И радоваться счастливым моментам, зная, что завтра их не отберут, чтобы она исполнила клятву Нордвуду.
Глава 17
Заброшенный особняк
Ключ Тодора
Аннетт
Окраина Нордвуда. Именно сюда переместил их Тодор. Он знал, что его цепочка к ключу находится в прошлом, спрятана там, куда никто, кроме мертвых и тех, кто принадлежит роду Рэнделов, войти не может.
Аннетт была уверена, что ничего сложного с поиском для Тодора не будет. Он связан с городом больше, чем кто-либо. Это осознание позволяло небольшому огоньку надежды разрастись.
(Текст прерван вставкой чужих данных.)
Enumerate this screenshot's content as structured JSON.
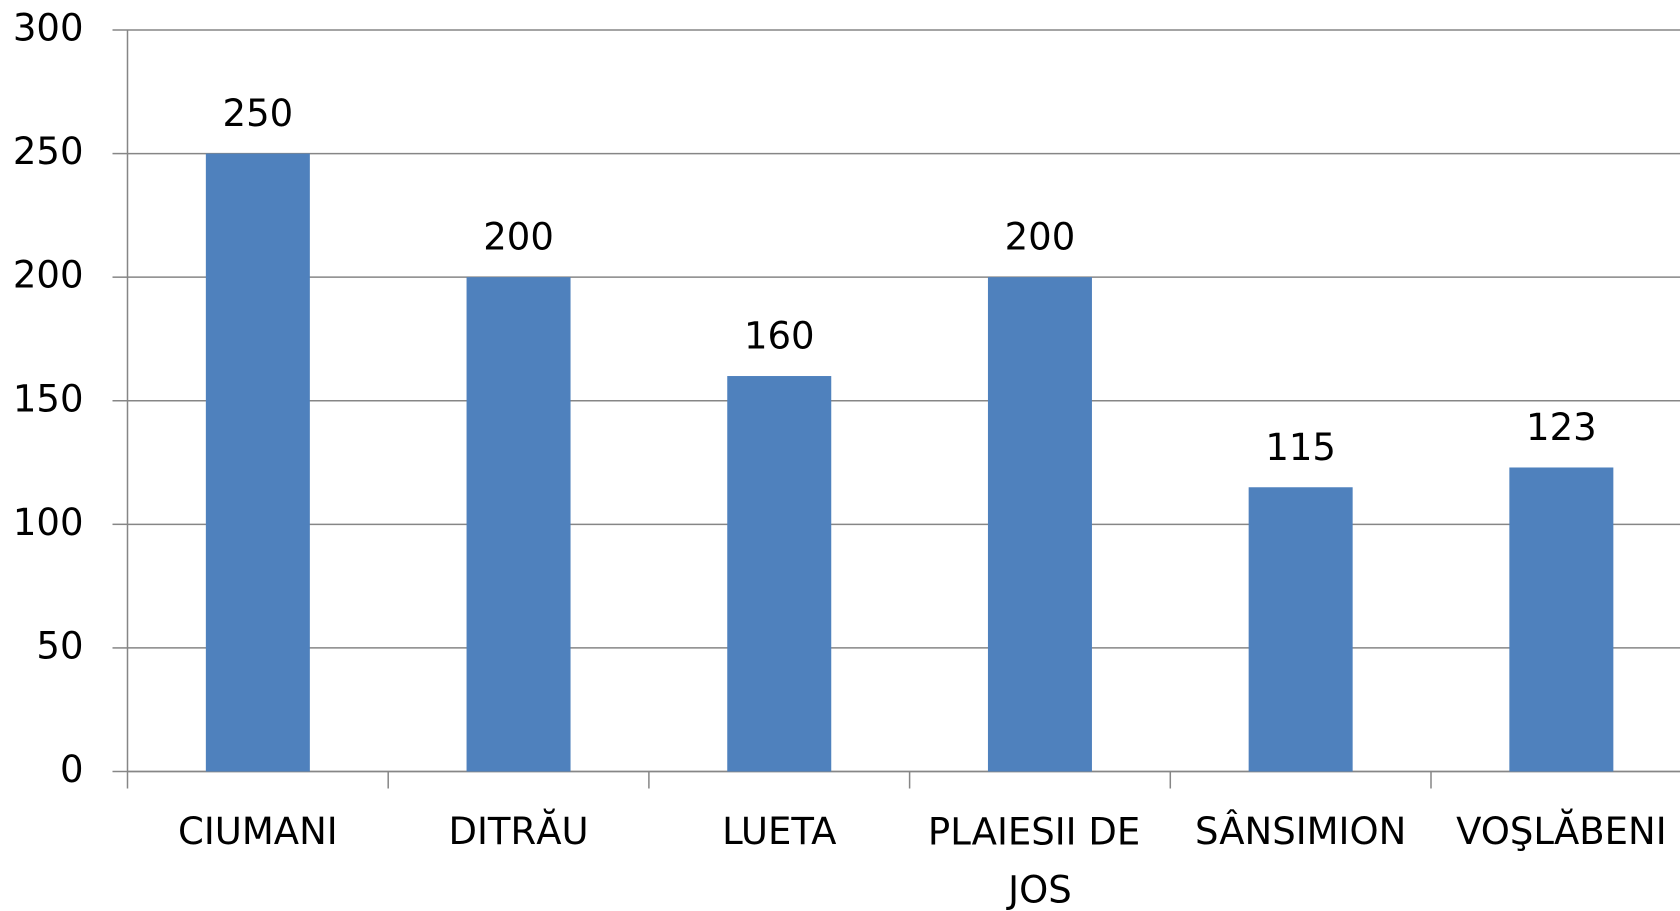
{
  "chart_data": {
    "type": "bar",
    "categories": [
      "CIUMANI",
      "DITRĂU",
      "LUETA",
      "PLAIESII DE JOS",
      "SÂNSIMION",
      "VOŞLĂBENI"
    ],
    "values": [
      250,
      200,
      160,
      200,
      115,
      123
    ],
    "color": "#4f81bd",
    "ylim": [
      0,
      300
    ],
    "yticks": [
      0,
      50,
      100,
      150,
      200,
      250,
      300
    ],
    "grid": true
  }
}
И сейчас, переступив вслед за отцом невидимую границу, окружавшую заброшенные особняки, поняла, что ошиблась. От домов веяло смертью. Широкие окна, двустворчатые двери, скатные крыши и накренившиеся от времени деревянные ступени – буквально все пропиталось проклятой магией. Эти места замерли, застыли, утонули во влажном воздухе. Ни шороха, ни единой птицы, ничего живого. Только гулкий свист ветра, разносящего прогнившие листья по давно покрытой грязью брусчатке.
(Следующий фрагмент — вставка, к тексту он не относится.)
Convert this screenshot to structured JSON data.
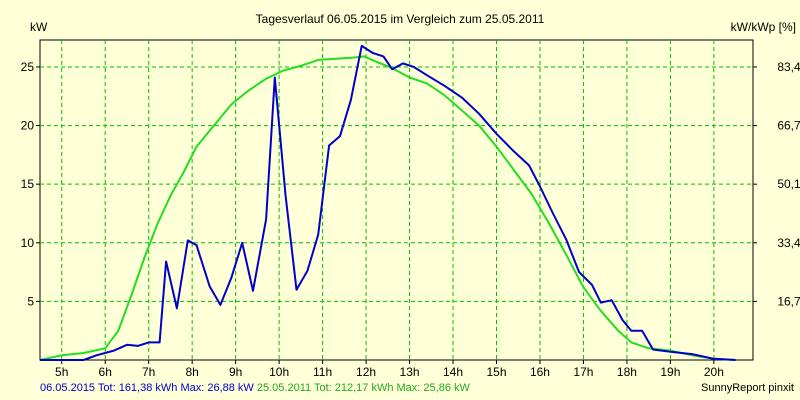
{
  "chart_data": {
    "type": "line",
    "title": "Tagesverlauf 06.05.2015 im Vergleich zum 25.05.2011",
    "ylabel_left": "kW",
    "ylabel_right": "kW/kWp [%]",
    "xlim": [
      4.5,
      20.9
    ],
    "ylim": [
      0,
      27.3
    ],
    "x_ticks": [
      {
        "x": 5,
        "label": "5h"
      },
      {
        "x": 6,
        "label": "6h"
      },
      {
        "x": 7,
        "label": "7h"
      },
      {
        "x": 8,
        "label": "8h"
      },
      {
        "x": 9,
        "label": "9h"
      },
      {
        "x": 10,
        "label": "10h"
      },
      {
        "x": 11,
        "label": "11h"
      },
      {
        "x": 12,
        "label": "12h"
      },
      {
        "x": 13,
        "label": "13h"
      },
      {
        "x": 14,
        "label": "14h"
      },
      {
        "x": 15,
        "label": "15h"
      },
      {
        "x": 16,
        "label": "16h"
      },
      {
        "x": 17,
        "label": "17h"
      },
      {
        "x": 18,
        "label": "18h"
      },
      {
        "x": 19,
        "label": "19h"
      },
      {
        "x": 20,
        "label": "20h"
      }
    ],
    "y_ticks_left": [
      {
        "y": 5,
        "label": "5"
      },
      {
        "y": 10,
        "label": "10"
      },
      {
        "y": 15,
        "label": "15"
      },
      {
        "y": 20,
        "label": "20"
      },
      {
        "y": 25,
        "label": "25"
      }
    ],
    "y_ticks_right": [
      {
        "y": 5,
        "label": "16,7"
      },
      {
        "y": 10,
        "label": "33,4"
      },
      {
        "y": 15,
        "label": "50,1"
      },
      {
        "y": 20,
        "label": "66,7"
      },
      {
        "y": 25,
        "label": "83,4"
      }
    ],
    "series": [
      {
        "name": "06.05.2015",
        "color": "#0000cc",
        "points": [
          [
            4.5,
            0
          ],
          [
            5.5,
            0
          ],
          [
            5.8,
            0.4
          ],
          [
            6.2,
            0.8
          ],
          [
            6.5,
            1.3
          ],
          [
            6.75,
            1.2
          ],
          [
            7.0,
            1.5
          ],
          [
            7.25,
            1.5
          ],
          [
            7.4,
            8.4
          ],
          [
            7.65,
            4.4
          ],
          [
            7.9,
            10.2
          ],
          [
            8.1,
            9.8
          ],
          [
            8.4,
            6.3
          ],
          [
            8.65,
            4.7
          ],
          [
            8.9,
            7.0
          ],
          [
            9.15,
            10.0
          ],
          [
            9.4,
            5.9
          ],
          [
            9.7,
            12.0
          ],
          [
            9.9,
            24.1
          ],
          [
            10.15,
            14.0
          ],
          [
            10.4,
            6.0
          ],
          [
            10.65,
            7.6
          ],
          [
            10.9,
            10.7
          ],
          [
            11.15,
            18.3
          ],
          [
            11.4,
            19.1
          ],
          [
            11.65,
            22.2
          ],
          [
            11.9,
            26.8
          ],
          [
            12.15,
            26.2
          ],
          [
            12.4,
            25.9
          ],
          [
            12.6,
            24.8
          ],
          [
            12.85,
            25.3
          ],
          [
            13.1,
            25.0
          ],
          [
            13.4,
            24.3
          ],
          [
            13.8,
            23.4
          ],
          [
            14.2,
            22.4
          ],
          [
            14.6,
            21.0
          ],
          [
            15.0,
            19.3
          ],
          [
            15.4,
            17.8
          ],
          [
            15.75,
            16.6
          ],
          [
            16.0,
            14.8
          ],
          [
            16.3,
            12.5
          ],
          [
            16.6,
            10.3
          ],
          [
            16.9,
            7.5
          ],
          [
            17.2,
            6.4
          ],
          [
            17.4,
            4.9
          ],
          [
            17.65,
            5.1
          ],
          [
            17.9,
            3.4
          ],
          [
            18.1,
            2.5
          ],
          [
            18.35,
            2.5
          ],
          [
            18.6,
            0.9
          ],
          [
            19.0,
            0.7
          ],
          [
            19.5,
            0.5
          ],
          [
            20.0,
            0.1
          ],
          [
            20.5,
            0
          ]
        ]
      },
      {
        "name": "25.05.2011",
        "color": "#22dd22",
        "points": [
          [
            4.5,
            0
          ],
          [
            5.0,
            0.4
          ],
          [
            5.5,
            0.6
          ],
          [
            6.0,
            1.0
          ],
          [
            6.3,
            2.5
          ],
          [
            6.6,
            5.5
          ],
          [
            6.9,
            8.7
          ],
          [
            7.2,
            11.6
          ],
          [
            7.5,
            14.0
          ],
          [
            7.8,
            16.0
          ],
          [
            8.1,
            18.2
          ],
          [
            8.5,
            20.0
          ],
          [
            8.9,
            21.8
          ],
          [
            9.3,
            23.0
          ],
          [
            9.7,
            24.0
          ],
          [
            10.1,
            24.7
          ],
          [
            10.5,
            25.1
          ],
          [
            10.9,
            25.6
          ],
          [
            11.3,
            25.7
          ],
          [
            11.7,
            25.8
          ],
          [
            11.95,
            25.9
          ],
          [
            12.2,
            25.5
          ],
          [
            12.6,
            24.9
          ],
          [
            13.0,
            24.1
          ],
          [
            13.4,
            23.6
          ],
          [
            13.8,
            22.6
          ],
          [
            14.2,
            21.3
          ],
          [
            14.6,
            20.0
          ],
          [
            15.0,
            18.2
          ],
          [
            15.4,
            16.2
          ],
          [
            15.8,
            14.2
          ],
          [
            16.2,
            11.7
          ],
          [
            16.6,
            9.0
          ],
          [
            17.0,
            6.2
          ],
          [
            17.4,
            4.2
          ],
          [
            17.8,
            2.5
          ],
          [
            18.1,
            1.5
          ],
          [
            18.5,
            1.0
          ],
          [
            19.0,
            0.8
          ],
          [
            19.5,
            0.4
          ],
          [
            20.0,
            0.1
          ],
          [
            20.5,
            0
          ]
        ]
      }
    ],
    "footer": {
      "series1_text": "06.05.2015 Tot: 161,38 kWh Max: 26,88 kW",
      "series2_text": "25.05.2011 Tot: 212,17 kWh Max: 25,86 kW",
      "credit": "SunnyReport pinxit"
    }
  }
}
И все же пустынный квартал был особенным – кусочек давно ушедшей эпохи, скрытой от чужих глаз магической пеленой. Здесь ничего не изменится, только время и природа возьмут свое.
Проклятое место исчезнет, станет пустотой, пылью, но ощущения прошлого, его история навсегда останутся в земле.
Аннетт чувствовала, как по телу прошла легкая дрожь. Магия Рэнделов. Она пронизывала, проверяя, стоит ли оставлять жизнь той, которая перешла закрытые границы.
Отец Тодора перед смертью выплеснул всю энергию, но ему так и не хватило сил защитить себя. С тех пор в заброшенные особняки вхожи лишь те, кто принадлежит его роду.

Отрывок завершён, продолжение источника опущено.